Implications for Iraq–GCC Integration
What does the Qatar relationship tell us about the prospects for Iraq’s broader economic integration with the Gulf? The honest answer is encouraging but conditional. Qatar’s case is in part specific to Qatar. Its ability to work across Iraq’s factional lines owes much to its non-confrontational posture toward Iran, and Seloom’s account of a footprint that is deep but narrow shows how far the model is built around large energy and infrastructure projects rather than the wider economy. Those conditions will not reproduce elsewhere, and no two Gulf states will engage Iraq for the same reasons or through the same channels. What Qatar offers, then, is a demonstration rather than a blueprint. None of the Gulf states can afford to ignore a market of Iraq’s scale and consumer base, and Qatar shows that self-interested bilateral engagement, pursued on each state’s own terms, can still accumulate into real economic integration, provided Baghdad supplies the governance to sustain it.

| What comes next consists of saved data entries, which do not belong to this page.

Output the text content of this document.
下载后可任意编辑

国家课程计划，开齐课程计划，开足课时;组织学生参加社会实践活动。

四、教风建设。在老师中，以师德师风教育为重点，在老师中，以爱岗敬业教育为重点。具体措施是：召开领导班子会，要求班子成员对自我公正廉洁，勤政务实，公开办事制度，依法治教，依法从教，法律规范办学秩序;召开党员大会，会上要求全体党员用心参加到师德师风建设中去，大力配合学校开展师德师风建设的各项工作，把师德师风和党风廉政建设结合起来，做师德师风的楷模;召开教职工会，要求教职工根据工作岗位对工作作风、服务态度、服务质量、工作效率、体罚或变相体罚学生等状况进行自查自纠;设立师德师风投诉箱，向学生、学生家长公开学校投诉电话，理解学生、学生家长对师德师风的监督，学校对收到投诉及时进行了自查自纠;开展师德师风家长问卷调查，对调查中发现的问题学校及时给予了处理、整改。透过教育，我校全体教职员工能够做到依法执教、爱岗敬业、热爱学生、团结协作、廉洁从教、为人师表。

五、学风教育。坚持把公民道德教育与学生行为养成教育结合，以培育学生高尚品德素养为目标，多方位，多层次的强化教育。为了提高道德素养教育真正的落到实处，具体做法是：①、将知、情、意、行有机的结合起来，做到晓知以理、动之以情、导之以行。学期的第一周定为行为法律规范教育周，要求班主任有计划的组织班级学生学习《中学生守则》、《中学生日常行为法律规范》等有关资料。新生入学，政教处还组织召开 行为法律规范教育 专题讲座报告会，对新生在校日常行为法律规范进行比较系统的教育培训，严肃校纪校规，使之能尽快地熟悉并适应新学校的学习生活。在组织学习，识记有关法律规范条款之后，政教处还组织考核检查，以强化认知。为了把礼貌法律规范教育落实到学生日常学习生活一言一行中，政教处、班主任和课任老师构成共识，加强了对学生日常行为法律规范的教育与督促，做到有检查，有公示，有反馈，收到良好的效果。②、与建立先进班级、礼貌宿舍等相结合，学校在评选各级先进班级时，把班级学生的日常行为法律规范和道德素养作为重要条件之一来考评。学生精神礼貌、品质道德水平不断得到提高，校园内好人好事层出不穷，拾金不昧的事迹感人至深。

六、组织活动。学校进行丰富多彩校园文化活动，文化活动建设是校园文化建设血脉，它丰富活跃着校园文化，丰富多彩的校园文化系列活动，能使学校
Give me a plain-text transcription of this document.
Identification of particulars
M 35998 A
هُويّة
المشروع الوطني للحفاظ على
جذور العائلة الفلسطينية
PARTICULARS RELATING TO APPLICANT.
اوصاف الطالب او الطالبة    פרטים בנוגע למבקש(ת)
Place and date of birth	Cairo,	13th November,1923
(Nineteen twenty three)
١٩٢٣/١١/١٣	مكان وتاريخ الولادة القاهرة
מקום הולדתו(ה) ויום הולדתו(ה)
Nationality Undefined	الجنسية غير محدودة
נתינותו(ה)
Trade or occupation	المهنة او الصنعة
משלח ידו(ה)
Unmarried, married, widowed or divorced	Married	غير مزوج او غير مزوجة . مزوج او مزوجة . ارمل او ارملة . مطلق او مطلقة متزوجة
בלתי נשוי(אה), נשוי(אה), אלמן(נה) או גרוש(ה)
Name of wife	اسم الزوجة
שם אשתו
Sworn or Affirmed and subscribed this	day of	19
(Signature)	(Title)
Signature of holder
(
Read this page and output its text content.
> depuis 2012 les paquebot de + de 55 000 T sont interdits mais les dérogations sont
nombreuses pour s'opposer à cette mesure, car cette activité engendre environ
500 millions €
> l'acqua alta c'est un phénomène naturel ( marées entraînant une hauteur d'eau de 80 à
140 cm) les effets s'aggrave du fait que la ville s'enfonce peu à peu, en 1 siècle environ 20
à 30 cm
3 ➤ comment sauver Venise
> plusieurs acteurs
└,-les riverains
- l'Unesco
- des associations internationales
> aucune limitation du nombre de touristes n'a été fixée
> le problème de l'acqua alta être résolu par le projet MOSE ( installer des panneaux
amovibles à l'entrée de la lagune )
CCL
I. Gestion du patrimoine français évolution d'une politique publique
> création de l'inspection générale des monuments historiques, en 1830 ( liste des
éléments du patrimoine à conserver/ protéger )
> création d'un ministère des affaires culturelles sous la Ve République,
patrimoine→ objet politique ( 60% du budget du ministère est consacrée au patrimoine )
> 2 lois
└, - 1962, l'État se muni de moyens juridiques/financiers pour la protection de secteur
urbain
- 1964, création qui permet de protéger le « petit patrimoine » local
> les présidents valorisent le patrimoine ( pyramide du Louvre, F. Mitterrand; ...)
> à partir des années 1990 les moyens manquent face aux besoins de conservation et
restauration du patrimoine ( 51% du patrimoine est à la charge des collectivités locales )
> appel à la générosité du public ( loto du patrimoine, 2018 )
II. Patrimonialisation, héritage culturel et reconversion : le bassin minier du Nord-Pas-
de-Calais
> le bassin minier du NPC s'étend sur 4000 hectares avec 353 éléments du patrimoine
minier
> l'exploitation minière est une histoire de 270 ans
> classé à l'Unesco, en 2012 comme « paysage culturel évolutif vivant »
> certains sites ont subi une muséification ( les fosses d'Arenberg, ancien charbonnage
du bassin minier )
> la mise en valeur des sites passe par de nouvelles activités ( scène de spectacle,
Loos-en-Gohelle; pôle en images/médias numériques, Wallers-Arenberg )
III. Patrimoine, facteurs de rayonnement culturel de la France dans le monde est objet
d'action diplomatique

Integration does not require GCC membership or a single institutional framework. Given Iraq’s ties to Iran, the United States, and Turkey, any integration model must accommodate Baghdad’s sovereignty concerns and multiple alignments. The Qatar model shows this is possible. Bilateral investment, the Development Road, and private-sector engagement can generate the economic linkages usually associated with formal integration. Together, Saudi electricity interconnection projects, UAE involvement in Grand Faw Port, and Qatar’s multi-sector investments are already creating a de facto integration that is reshaping Iraq’s economic geography.
The durability of this integration ultimately depends on decisions made in Baghdad. GCC states engage Iraq because they see economic and strategic value, but this will endure only if Iraq improves governance, protects investment from the militia economy, reduces business costs, and delivers on key infrastructure commitments. In this regard, the ongoing disarmament campaign is a positive signal of the state’s effort to strengthen control over the economy and reflects growing political and societal resistance to continued militant influence, despite concerns over the process itself.
Beyond the existing economic relations, potential industries or markets in Iraq that could be of Qatar’s economic interest include, but are not limited to: renewable energy; digital economy and technological infrastructure; education, research, and career development; and reconstruction and infrastructure [20]. From Baghdad’s perspective, the concentration of Gulf interest is a rare strategic asset. Qatar’s $9 billion commitment [excluding Qatar’s stakes in the TotalEnergies’ project], the UAE’s involvement in Grand Faw Port, Saudi electricity interconnection projects, and the Development Road MoU reflect unprecedented confidence in Iraq’s economic future. Yet this confidence is not unconditional. The key question is not only whether the Gulf is willing to engage, but whether Iraq can provide the governance and operating environment needed to turn investment pledges into lasting economic transformation.
Qatar’s experience suggests the pathway is open. Whether Iraq walks it is a decision that rests with Baghdad, and on whether it can turn a rare moment of Gulf interest into the governance and operating environment that lasting investment requires.
This article will be included in the fourteenth edition of the Iraq Economic Review.